Mayor Marcelo Ebrard has given Mexico's capital – once infamous for its pollution, lawlessness, and general chaos – new appeal thanks to environmental and civic programs.
Jose Guadalupe Gonzalez walks among giant paper-mache renderings of fantastical dragons and serpents, called alebrijes, with his wife and two teenage daughters in the middle of Mexico City’s Zocalo to celebrate Day of the Dead. Later, the family considered catching a play for free, also in the main plaza, or strolling along the nearby, new pedestrian streets of downtown Mexico.
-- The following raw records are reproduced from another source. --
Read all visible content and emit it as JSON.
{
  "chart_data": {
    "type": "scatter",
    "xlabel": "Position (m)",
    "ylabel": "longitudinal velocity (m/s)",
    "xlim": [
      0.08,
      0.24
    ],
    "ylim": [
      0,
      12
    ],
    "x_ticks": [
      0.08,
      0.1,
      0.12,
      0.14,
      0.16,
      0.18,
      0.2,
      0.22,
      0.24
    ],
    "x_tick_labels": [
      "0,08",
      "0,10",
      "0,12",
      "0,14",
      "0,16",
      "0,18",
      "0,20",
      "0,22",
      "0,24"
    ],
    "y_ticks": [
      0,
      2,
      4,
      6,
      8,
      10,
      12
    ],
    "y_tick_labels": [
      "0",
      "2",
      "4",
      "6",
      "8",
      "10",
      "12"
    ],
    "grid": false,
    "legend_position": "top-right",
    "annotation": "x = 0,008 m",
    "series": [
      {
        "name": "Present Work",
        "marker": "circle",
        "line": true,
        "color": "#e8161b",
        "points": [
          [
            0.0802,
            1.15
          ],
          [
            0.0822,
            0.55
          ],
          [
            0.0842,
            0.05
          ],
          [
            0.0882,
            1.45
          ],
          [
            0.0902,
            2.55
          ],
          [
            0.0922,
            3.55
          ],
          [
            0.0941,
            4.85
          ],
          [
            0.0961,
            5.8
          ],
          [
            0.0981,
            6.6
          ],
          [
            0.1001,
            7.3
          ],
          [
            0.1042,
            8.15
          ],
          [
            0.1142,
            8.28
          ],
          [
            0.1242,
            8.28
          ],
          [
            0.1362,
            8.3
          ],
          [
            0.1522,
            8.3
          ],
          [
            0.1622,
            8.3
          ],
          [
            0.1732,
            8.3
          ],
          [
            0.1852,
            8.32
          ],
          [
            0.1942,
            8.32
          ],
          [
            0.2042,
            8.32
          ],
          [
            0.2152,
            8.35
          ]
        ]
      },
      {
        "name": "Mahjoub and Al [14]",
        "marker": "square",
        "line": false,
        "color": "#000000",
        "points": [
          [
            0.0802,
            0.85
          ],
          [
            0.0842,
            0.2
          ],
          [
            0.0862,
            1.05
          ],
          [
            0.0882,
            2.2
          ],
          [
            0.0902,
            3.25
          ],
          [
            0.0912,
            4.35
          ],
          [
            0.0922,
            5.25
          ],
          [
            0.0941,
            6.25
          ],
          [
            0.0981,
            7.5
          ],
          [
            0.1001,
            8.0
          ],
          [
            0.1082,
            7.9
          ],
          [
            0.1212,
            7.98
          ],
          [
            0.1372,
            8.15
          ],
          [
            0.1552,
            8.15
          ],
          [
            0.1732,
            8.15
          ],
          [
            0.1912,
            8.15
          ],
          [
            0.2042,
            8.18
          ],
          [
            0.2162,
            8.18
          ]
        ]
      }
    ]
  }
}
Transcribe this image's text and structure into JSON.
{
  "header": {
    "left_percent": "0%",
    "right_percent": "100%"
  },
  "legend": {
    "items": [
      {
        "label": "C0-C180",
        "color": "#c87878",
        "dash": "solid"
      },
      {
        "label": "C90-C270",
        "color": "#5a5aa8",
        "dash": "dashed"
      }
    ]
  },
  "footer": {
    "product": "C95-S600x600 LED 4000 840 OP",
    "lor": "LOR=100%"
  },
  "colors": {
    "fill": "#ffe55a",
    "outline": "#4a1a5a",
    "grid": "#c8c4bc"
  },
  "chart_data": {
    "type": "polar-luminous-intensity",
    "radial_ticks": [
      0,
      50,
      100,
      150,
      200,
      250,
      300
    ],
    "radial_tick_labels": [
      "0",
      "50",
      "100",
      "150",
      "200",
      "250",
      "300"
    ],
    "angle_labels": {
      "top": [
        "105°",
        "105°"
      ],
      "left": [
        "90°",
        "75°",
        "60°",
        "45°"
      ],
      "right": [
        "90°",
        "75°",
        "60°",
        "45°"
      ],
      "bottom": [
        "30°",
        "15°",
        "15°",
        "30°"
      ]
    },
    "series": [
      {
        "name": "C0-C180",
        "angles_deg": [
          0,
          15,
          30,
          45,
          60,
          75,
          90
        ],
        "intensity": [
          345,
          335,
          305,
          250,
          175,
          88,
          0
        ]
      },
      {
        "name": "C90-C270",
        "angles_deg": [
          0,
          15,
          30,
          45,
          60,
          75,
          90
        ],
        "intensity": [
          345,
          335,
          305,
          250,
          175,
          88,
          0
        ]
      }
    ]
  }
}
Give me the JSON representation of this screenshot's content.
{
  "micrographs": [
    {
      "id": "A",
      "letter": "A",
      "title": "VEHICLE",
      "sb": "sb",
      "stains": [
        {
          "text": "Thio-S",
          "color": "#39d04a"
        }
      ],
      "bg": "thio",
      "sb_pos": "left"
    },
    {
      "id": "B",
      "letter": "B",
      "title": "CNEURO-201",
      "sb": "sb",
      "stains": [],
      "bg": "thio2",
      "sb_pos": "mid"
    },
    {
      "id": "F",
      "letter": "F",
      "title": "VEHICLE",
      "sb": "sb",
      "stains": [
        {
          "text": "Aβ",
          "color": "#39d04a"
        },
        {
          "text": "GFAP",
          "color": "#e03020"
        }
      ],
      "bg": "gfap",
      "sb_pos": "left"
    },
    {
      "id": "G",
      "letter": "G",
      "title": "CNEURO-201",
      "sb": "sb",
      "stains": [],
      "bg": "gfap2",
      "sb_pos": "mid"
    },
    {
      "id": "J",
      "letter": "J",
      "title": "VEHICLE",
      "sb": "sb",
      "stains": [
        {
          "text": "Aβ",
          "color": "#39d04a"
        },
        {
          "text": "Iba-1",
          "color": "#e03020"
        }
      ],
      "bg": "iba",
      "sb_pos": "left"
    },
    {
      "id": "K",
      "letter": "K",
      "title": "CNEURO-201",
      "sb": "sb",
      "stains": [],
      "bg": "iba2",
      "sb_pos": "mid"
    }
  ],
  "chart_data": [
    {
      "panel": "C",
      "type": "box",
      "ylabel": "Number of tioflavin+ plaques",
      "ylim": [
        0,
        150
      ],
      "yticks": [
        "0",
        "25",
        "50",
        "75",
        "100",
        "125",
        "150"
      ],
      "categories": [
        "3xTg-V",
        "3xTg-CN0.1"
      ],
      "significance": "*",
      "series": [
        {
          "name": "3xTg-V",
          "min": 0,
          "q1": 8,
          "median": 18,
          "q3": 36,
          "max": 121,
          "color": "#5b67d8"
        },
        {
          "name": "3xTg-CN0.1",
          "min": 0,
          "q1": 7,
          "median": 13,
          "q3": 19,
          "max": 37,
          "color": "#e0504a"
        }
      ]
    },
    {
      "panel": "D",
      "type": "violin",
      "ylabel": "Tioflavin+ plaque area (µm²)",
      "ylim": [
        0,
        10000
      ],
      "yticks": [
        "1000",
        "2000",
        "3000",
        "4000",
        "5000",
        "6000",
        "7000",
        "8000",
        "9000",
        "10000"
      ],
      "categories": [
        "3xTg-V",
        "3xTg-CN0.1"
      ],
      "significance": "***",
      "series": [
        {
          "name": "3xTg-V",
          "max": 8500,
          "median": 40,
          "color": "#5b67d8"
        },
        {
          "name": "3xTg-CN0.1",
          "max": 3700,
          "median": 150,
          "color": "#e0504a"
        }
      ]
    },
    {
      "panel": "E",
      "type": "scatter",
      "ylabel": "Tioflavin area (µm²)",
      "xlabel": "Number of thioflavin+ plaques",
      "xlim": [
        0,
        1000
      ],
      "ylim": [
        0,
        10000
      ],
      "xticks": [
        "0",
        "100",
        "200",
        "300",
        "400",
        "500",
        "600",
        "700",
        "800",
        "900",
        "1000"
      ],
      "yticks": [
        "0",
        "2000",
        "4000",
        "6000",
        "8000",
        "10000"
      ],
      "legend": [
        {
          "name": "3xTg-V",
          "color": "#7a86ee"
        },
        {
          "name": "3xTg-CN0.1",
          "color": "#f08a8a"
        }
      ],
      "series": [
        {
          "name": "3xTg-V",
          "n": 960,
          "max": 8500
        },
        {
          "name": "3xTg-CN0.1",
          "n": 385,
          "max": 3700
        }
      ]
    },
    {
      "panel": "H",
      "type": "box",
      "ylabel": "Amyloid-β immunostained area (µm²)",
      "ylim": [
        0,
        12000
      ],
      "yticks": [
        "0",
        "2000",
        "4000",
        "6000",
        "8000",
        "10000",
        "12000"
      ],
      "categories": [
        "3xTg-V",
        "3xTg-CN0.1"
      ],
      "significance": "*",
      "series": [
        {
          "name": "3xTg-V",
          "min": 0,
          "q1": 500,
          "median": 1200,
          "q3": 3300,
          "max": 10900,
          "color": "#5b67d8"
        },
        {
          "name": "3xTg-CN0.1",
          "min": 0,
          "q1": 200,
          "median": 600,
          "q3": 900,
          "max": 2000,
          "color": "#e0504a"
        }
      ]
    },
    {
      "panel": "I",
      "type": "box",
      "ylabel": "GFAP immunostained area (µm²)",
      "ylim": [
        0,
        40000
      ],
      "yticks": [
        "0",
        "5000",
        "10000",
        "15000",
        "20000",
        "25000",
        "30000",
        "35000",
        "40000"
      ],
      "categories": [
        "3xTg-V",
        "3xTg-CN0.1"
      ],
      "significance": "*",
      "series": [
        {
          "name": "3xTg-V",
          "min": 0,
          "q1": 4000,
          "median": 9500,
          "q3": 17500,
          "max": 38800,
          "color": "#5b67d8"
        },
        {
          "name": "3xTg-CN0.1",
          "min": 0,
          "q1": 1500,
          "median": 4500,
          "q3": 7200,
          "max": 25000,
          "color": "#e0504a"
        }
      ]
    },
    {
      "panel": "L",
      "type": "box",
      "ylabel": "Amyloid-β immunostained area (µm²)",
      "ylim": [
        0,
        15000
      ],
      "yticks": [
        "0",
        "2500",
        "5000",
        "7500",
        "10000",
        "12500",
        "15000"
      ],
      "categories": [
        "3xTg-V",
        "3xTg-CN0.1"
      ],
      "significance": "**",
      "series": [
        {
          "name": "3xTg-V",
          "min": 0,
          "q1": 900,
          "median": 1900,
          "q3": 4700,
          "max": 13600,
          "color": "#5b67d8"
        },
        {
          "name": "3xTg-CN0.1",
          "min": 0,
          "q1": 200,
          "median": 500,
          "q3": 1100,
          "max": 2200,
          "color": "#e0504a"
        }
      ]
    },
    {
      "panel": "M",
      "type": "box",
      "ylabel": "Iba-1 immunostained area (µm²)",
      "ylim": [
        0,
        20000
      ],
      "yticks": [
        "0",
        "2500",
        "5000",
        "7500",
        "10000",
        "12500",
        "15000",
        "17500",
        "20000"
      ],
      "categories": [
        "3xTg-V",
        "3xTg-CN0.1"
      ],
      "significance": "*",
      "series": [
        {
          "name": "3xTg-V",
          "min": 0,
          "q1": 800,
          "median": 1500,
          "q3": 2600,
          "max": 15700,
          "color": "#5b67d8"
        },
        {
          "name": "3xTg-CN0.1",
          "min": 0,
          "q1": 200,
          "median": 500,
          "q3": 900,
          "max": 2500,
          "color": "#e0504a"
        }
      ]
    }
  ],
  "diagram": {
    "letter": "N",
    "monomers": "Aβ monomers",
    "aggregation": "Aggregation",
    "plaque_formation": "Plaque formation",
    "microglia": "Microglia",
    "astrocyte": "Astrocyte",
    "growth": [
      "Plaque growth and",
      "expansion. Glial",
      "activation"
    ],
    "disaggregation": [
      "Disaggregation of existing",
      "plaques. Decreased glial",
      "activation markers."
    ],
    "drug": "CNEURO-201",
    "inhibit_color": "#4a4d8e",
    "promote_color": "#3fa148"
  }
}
In the winter the Gonzalez family goes ice-skating in the same spot. And on Sundays, any time of the year, they can hop on free bicycles and ride along Reforma, the city's most icononic thoroughfare.
In many ways, Mr. Gonzalez says his native city is an unrecognizable place, having transformed under leftist administrations and particularly the city’s outgoing Mayor Marcelo Ebrard, who has become an international star of sorts among the municipal set.
“Before the lower classes did not have access to these leisure activities," says Gonzalez, a retired mechanic.
Mayor Ebrard steps down on Dec. 5 with wide approval ratings over his six-year administration, which has changed Mexico City both on the surface and in ways much deeper. For starters, Mexico City simply looks different. There are all-women buses that circulate the city and newly paved bike paths traversed by men in suits commuting to work.
Perhaps the most important changes have taken place under the surface, via new laws, climate action, and violence-combating plans. Abortion was legalized in 2007, as was gay marriage in 2010, and later gay adoption. Mexico City has been at the vanguard of ecological change, and has also been transformed by the things one no longer sees: It’s now perceived as one of the safest places in Mexico.